Let $H$ be an infinite-dimensional separable Hilbert space, show that a Hilbert-Schmidt operator is compact

Question

Let $H$ be an infinite-dimensional separable Hilbert space and $(e_n)$ an orthonormal basis of $H$.

$T\in B(H)$ is called a Hilbert-Schmidt operator if $\sum_{n=1}^{\infty} ||Te_n||^2 < \infty$.
I want to show that every Hilbert-Schmidt operator is compact.

I am not getting the idea how to use the separability and if it doesn't matter whether the space is infinite or finite-dimensional.
But I know that if there is a series of compact finite rank operators that converges to T, then T is compact.

*I saw many versions of similar questions with different contexts.

Answer 1

Finite or infinite dimensional is not a big deal (in finite dimensions all linear operators are compact, so that is for free).

We use the separability of the space to ensure that the orthonormal basis is countable. To get compactness, we define the following sequence of finite rank operators:

$$ T_n(x)=\sum_{j=1}^n \langle x, e_j\rangle T(e_j).$$

Can you show that $T_n\rightarrow T$? Cauchy-Schwarz inequality and Parseval's identity are quite useful :) also the fact that $B(H)$ is a Banach space with respect to the operator norm is pretty handy.

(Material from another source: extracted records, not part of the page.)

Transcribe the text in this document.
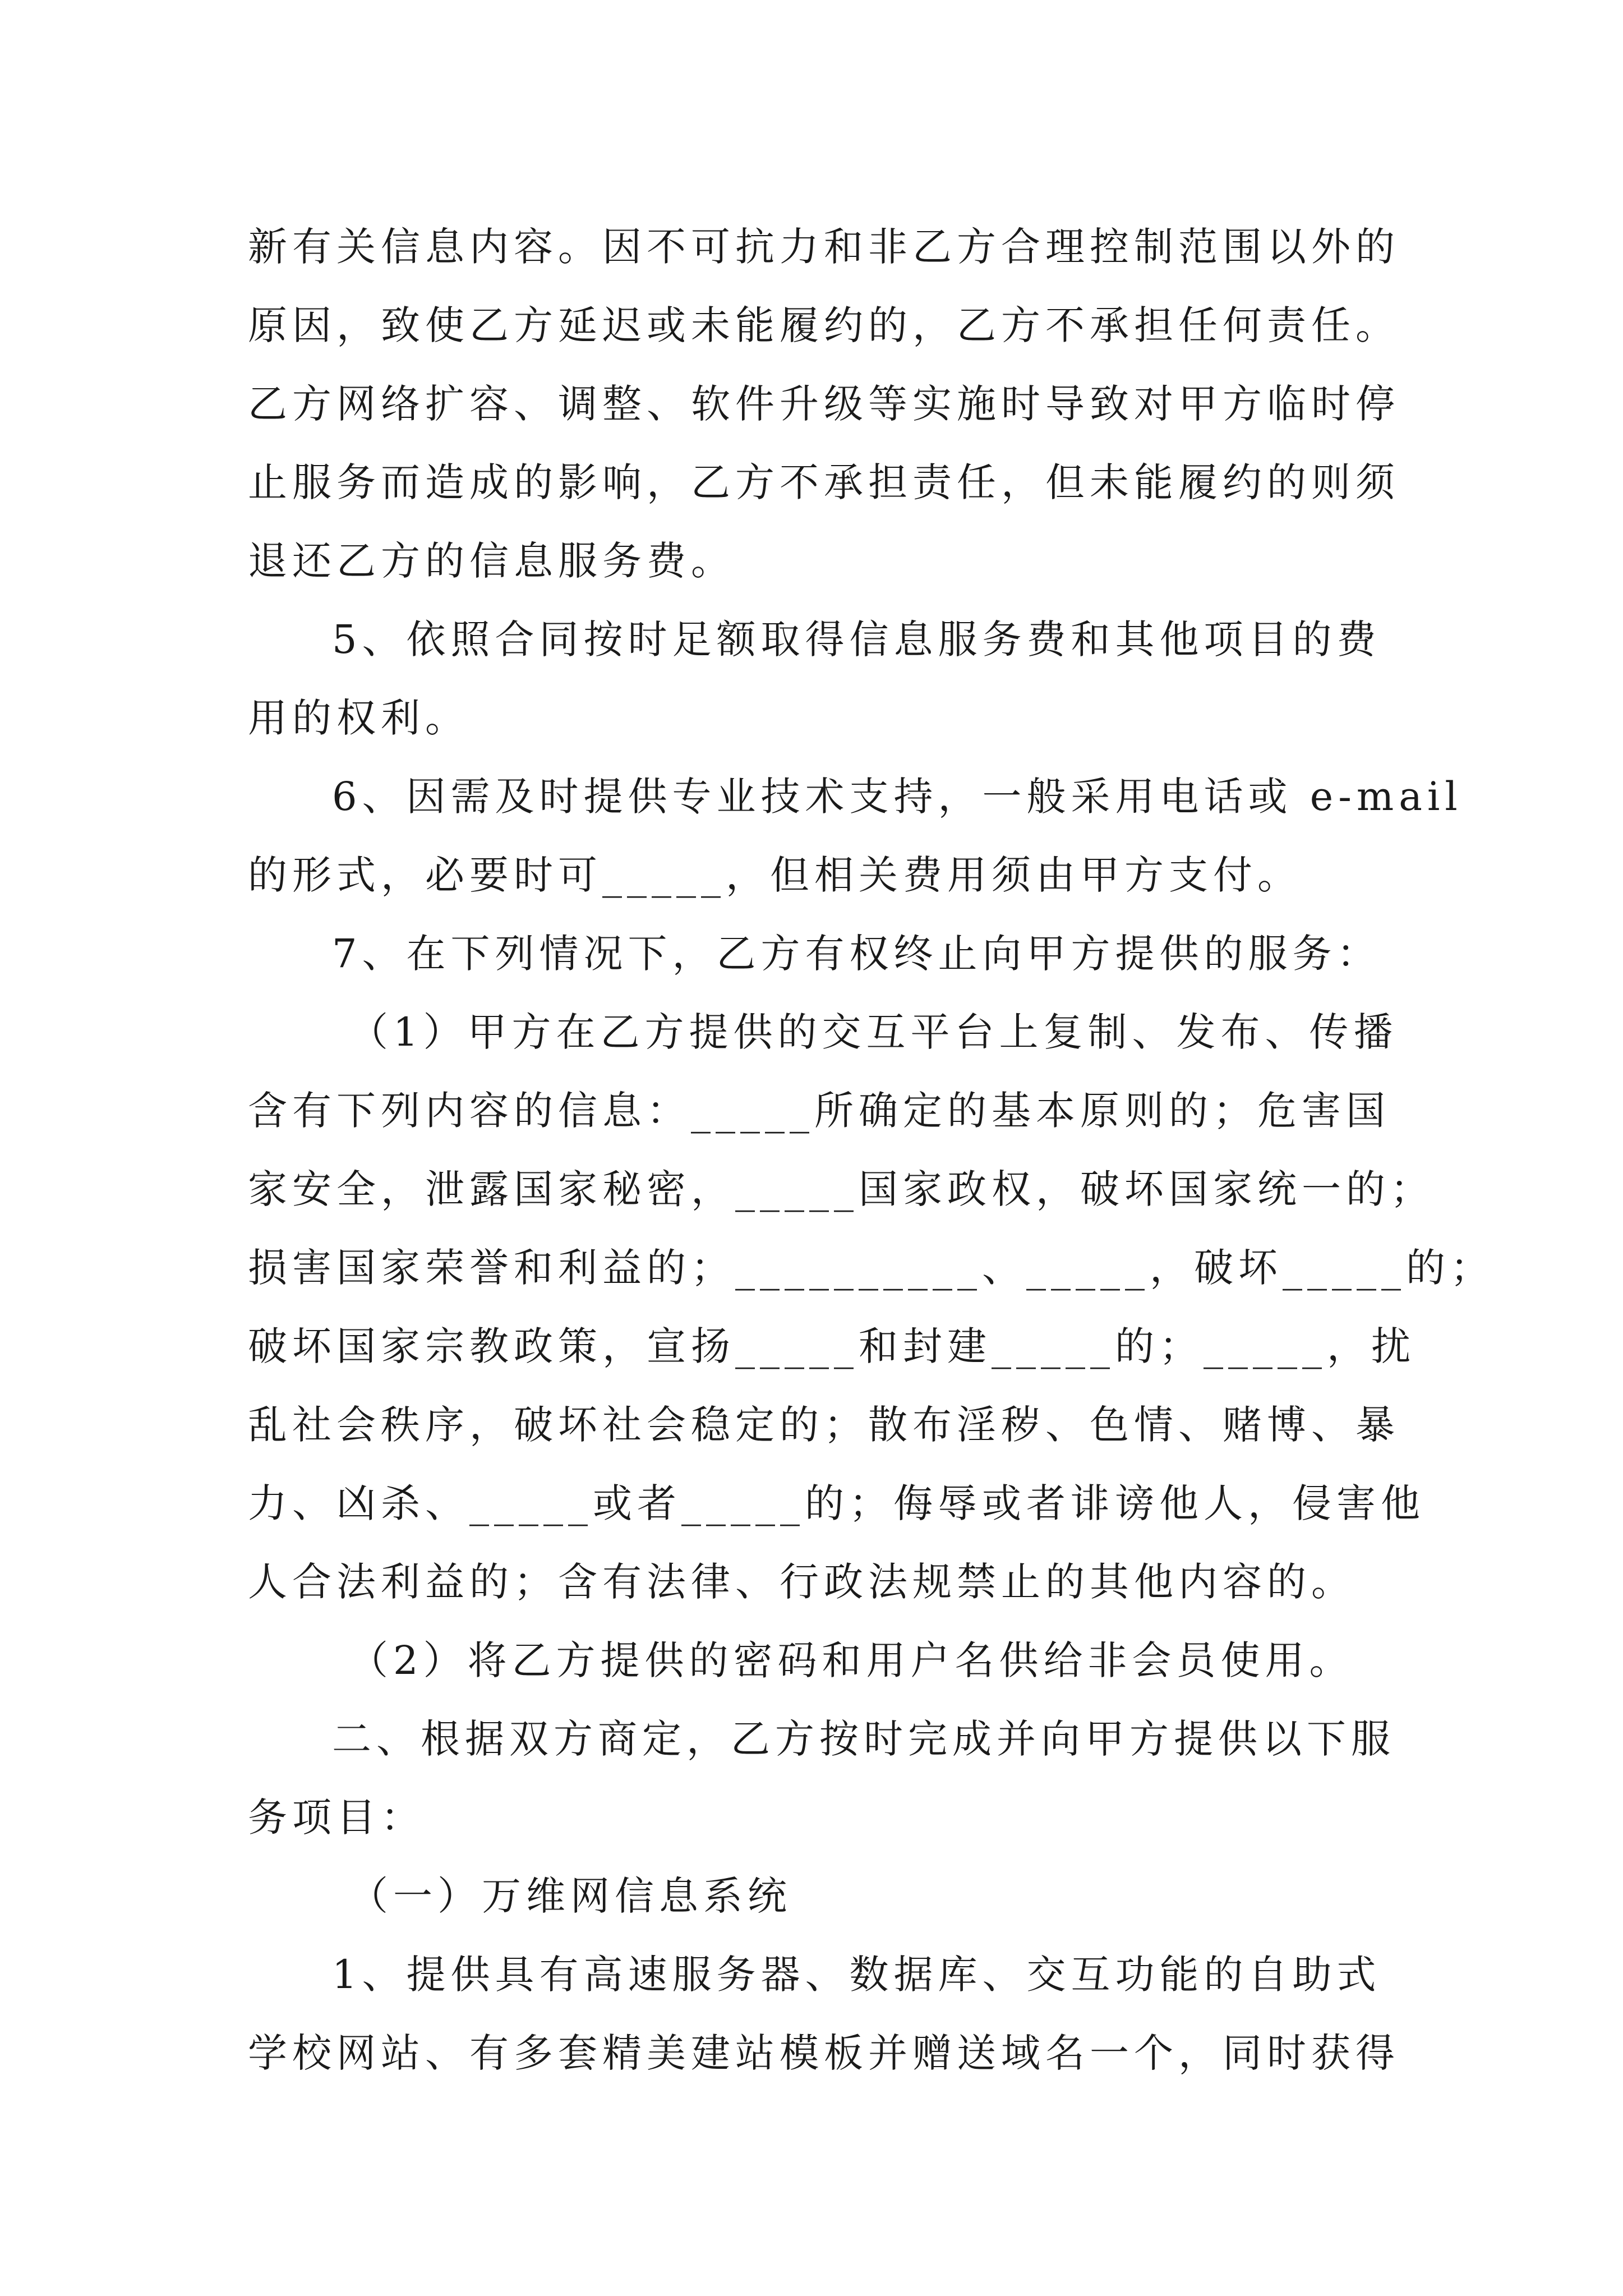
新有关信息内容。因不可抗力和非乙方合理控制范围以外的

原因，致使乙方延迟或未能履约的，乙方不承担任何责任。

乙方网络扩容、调整、软件升级等实施时导致对甲方临时停

止服务而造成的影响，乙方不承担责任，但未能履约的则须

退还乙方的信息服务费。

5、依照合同按时足额取得信息服务费和其他项目的费

用的权利。

6、因需及时提供专业技术支持，一般采用电话或 e-mail

的形式，必要时可_____，但相关费用须由甲方支付。

7、在下列情况下，乙方有权终止向甲方提供的服务：

（1）甲方在乙方提供的交互平台上复制、发布、传播

含有下列内容的信息：_____所确定的基本原则的；危害国

家安全，泄露国家秘密，_____国家政权，破坏国家统一的；

损害国家荣誉和利益的；__________、_____，破坏_____的；

破坏国家宗教政策，宣扬_____和封建_____的；_____，扰

乱社会秩序，破坏社会稳定的；散布淫秽、色情、赌博、暴

力、凶杀、_____或者_____的；侮辱或者诽谤他人，侵害他

人合法利益的；含有法律、行政法规禁止的其他内容的。

（2）将乙方提供的密码和用户名供给非会员使用。

二、根据双方商定，乙方按时完成并向甲方提供以下服

务项目：

（一）万维网信息系统

1、提供具有高速服务器、数据库、交互功能的自助式

学校网站、有多套精美建站模板并赠送域名一个，同时获得
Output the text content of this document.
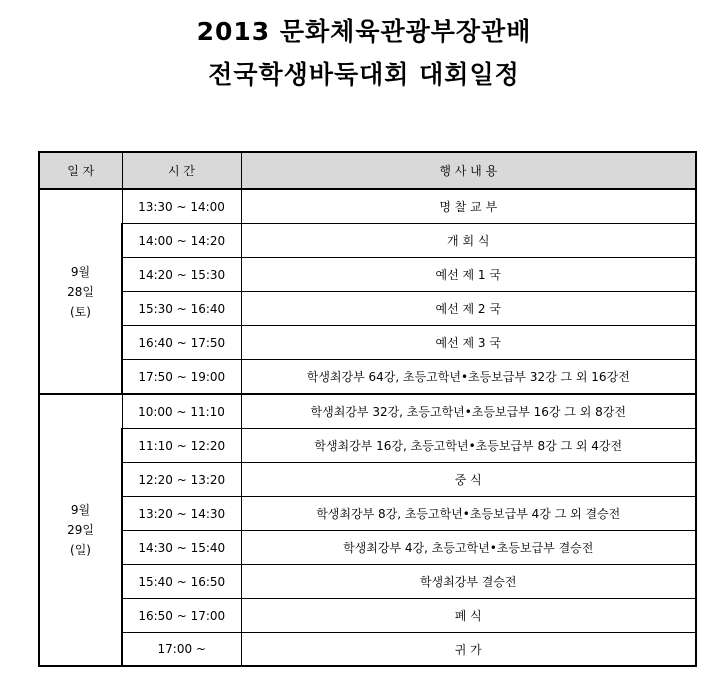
2013 문화체육관광부장관배
전국학생바둑대회 대회일정
일 자	시 간	행 사 내 용

9월
28일
(토)	13:30 ~ 14:00	명 찰 교 부
	14:00 ~ 14:20	개 회 식
	14:20 ~ 15:30	예선 제 1 국
	15:30 ~ 16:40	예선 제 2 국
	16:40 ~ 17:50	예선 제 3 국
	17:50 ~ 19:00	학생최강부 64강, 초등고학년•초등보급부 32강 그 외 16강전

9월
29일
(일)	10:00 ~ 11:10	학생최강부 32강, 초등고학년•초등보급부 16강 그 외 8강전
	11:10 ~ 12:20	학생최강부 16강, 초등고학년•초등보급부 8강 그 외 4강전
	12:20 ~ 13:20	중 식
	13:20 ~ 14:30	학생최강부 8강, 초등고학년•초등보급부 4강 그 외 결승전
	14:30 ~ 15:40	학생최강부 4강, 초등고학년•초등보급부 결승전
	15:40 ~ 16:50	학생최강부 결승전
	16:50 ~ 17:00	폐 식
	17:00 ~	귀 가
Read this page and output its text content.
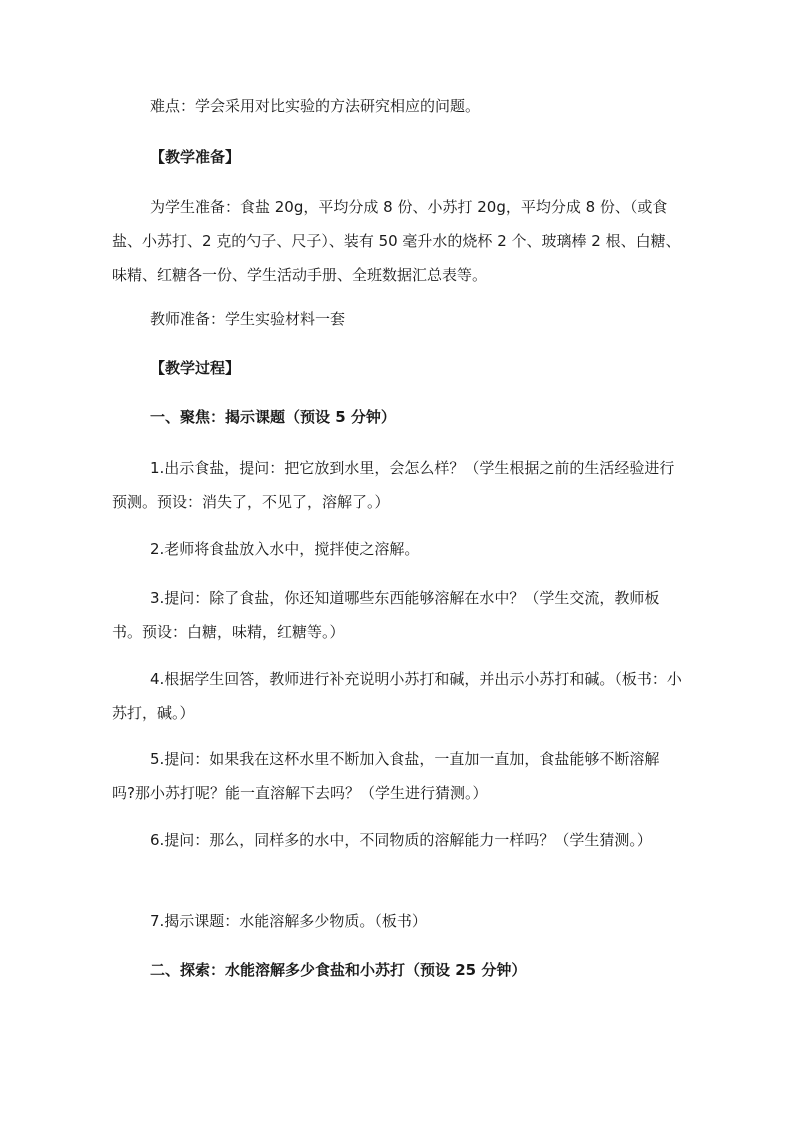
难点：学会采用对比实验的方法研究相应的问题。

【教学准备】

为学生准备：食盐 20g，平均分成 8 份、小苏打 20g，平均分成 8 份、（或食盐、小苏打、2 克的勺子、尺子）、装有 50 毫升水的烧杯 2 个、玻璃棒 2 根、白糖、味精、红糖各一份、学生活动手册、全班数据汇总表等。

教师准备：学生实验材料一套

【教学过程】

一、聚焦：揭示课题（预设 5 分钟）

1.出示食盐，提问：把它放到水里，会怎么样？（学生根据之前的生活经验进行预测。预设：消失了，不见了，溶解了。）

2.老师将食盐放入水中，搅拌使之溶解。

3.提问：除了食盐，你还知道哪些东西能够溶解在水中？（学生交流，教师板书。预设：白糖，味精，红糖等。）

4.根据学生回答，教师进行补充说明小苏打和碱，并出示小苏打和碱。（板书：小苏打，碱。）

5.提问：如果我在这杯水里不断加入食盐，一直加一直加，食盐能够不断溶解吗?那小苏打呢？能一直溶解下去吗？（学生进行猜测。）

6.提问：那么，同样多的水中，不同物质的溶解能力一样吗？（学生猜测。）

7.揭示课题：水能溶解多少物质。（板书）

二、探索：水能溶解多少食盐和小苏打（预设 25 分钟）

Define $T_k$ as you did above. Then we can pick $\Vert x \Vert \leq 1$ and use Cauchy-Schwarz to get for $\ell \geq k$ \begin{align} \Vert (T_\ell - T_k) (x) \Vert &\leq \sum_{n=k+1}^\ell \vert \langle x, e_n \rangle \vert \Vert T (e_n) \Vert \\ &\leq \left( \sum_{n=k+1}^\ell \vert \langle x, e_n \rangle \vert^2 \right)^\frac{1}{2} \left( \sum_{n=k+1}^\ell \Vert T (e_n) \Vert^2 \right)^\frac{1}{2}\\&\leq \Vert x \Vert \left( \sum_{n=k+1}^\ell \Vert T (e_n) \Vert^2 \right)^\frac{1}{2}\\&\leq \left( \sum_{n=k+1}^\ell \Vert T (e_n) \Vert^2 \right)^\frac{1}{2}.\end{align} Where we used Parseval's identity$$ \Vert x \Vert^2 = \sum_{n\geq 1} \vert \langle x, e_n \rangle \vert^2.$$ Thus, we get that $(T_k)_{k\geq 1}$ is a Cauchy sequence in the operator norm. By completeness we get that there exists some bounded linear operator $S: H \rightarrow H $ such that $\lim_{k\rightarrow \infty} T_k=S$. We are left to show that $S=T$. We note that $S(e_n) = \lim_{k\rightarrow \infty} T_k (e_n) = T(e_n)$. Furthermore, one can show that $X:=span\{ e_n : n \geq 1 \}$ is dense in $H$ (try to show this). Thus, $S=T$ on the dense subspace $X$ and by continuity of both $S$ and $T$ we get $S=T$.